Friday, May 24, 2024

The War On Coal - A War On Energy


Biden Goes All-In With War On Coal



The Biden administration’s war on coal came out of the shadows recently, with the release of a new series of regulations that have the clear intent of locking up millions of acres of federal land from coal mining and drilling for oil and natural gas, as well as shutting down the nation’s remaining coal-fired power generation fleet.


The Bureau of Land Management released a new rule that will effectively make it impossible to continue to mine coal or drill for oil and gas anywhere on federally owned lands

This will cripple coal mining in the Powder River Basin and other western reserves, which provide most of the nation’s thermal coal used for energy production. This action alone would have been devastating, but it was just part of a much larger and far-reaching series of regulatory actions.

The new tranche of regulations was an 11th hour assault, issued literally days before the close of a window of time allowing a new President to reverse the decision by executive order. With this announcement, any reversal will have to come through action by both houses of Congress or by litigation in court.

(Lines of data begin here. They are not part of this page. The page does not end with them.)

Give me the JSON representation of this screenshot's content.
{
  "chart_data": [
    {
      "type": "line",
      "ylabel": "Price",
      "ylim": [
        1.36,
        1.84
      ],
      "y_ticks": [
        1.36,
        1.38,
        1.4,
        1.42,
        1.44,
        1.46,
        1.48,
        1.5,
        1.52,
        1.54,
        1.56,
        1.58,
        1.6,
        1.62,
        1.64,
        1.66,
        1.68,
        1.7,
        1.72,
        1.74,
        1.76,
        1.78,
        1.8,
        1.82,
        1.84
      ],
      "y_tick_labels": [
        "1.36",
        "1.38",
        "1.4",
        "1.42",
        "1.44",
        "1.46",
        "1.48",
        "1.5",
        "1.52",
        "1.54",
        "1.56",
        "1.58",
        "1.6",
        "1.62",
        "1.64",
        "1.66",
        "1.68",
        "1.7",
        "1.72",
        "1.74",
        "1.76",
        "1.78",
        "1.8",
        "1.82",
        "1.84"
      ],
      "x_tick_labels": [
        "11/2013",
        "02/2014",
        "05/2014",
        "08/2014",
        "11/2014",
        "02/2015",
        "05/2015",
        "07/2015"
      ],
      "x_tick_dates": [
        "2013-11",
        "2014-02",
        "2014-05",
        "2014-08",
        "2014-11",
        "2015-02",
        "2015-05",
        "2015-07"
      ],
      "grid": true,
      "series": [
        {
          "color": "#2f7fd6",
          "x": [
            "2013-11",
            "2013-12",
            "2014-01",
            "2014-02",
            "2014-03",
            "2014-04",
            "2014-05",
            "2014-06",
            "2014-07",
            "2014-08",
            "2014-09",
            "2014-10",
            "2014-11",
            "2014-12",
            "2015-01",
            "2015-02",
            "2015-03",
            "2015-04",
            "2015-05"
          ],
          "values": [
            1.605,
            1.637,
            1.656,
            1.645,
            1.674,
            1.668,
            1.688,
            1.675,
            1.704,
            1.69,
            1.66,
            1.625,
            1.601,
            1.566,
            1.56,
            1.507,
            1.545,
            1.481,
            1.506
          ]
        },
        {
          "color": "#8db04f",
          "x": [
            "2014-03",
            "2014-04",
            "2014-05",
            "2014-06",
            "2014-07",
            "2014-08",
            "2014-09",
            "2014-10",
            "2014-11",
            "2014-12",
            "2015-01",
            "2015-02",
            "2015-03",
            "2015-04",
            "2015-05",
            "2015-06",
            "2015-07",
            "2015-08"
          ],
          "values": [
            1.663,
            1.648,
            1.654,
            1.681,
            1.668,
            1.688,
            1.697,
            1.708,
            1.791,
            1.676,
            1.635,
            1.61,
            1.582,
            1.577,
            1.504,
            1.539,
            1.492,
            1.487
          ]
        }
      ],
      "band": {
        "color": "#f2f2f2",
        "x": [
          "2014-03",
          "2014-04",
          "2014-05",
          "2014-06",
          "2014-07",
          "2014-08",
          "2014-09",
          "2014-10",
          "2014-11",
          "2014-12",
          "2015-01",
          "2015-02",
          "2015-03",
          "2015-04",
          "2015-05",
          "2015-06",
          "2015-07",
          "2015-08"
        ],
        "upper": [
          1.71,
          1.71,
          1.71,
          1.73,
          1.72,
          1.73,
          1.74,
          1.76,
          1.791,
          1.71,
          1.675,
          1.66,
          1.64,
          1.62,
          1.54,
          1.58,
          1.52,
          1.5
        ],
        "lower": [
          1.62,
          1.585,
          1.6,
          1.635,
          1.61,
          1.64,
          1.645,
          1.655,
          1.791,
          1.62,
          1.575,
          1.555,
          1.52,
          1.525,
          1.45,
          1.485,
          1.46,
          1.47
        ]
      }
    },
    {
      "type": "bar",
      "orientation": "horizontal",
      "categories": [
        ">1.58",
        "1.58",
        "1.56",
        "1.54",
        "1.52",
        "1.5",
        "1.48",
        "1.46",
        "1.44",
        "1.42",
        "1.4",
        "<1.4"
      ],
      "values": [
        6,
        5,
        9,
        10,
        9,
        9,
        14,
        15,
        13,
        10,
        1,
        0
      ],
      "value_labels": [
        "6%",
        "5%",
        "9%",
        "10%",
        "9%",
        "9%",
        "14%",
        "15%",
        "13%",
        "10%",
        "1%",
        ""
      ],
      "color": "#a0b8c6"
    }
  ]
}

These actions come despite the clear warnings by some of the Biden Administration’s own electric utility regulators that further closures of baseload energy capacity (such as coal) could result in the failure of the nation’s electric grid.

The new regulations effectively make it impossible for utilities to continue to operate coal-fired power plants without investing in new, largely unproven commercially and highly expensive, carbon capture technologies capable of cutting 95% of carbon dioxide emissions. 

It would also require the same of any new natural gas-powered facilities. However, existing natural gas facilities would be exempt from the requirement.

Make no mistake about it, this new series of regulations has one intent – to force the shutdown of the nation’s coal-fired generation fleet, starving it of much of its fuel source, and making it economically impossible to continue to operate these units.  

Far from some panacea, these actions will ripple through the entire economy. They will drive already staggering electric bills out of reach for millions of American families, leaving them struggling with the choice of putting food on the table or heating and cooling their homes. Many of those on fixed incomes, such as retirees on social security, will be the hardest hit.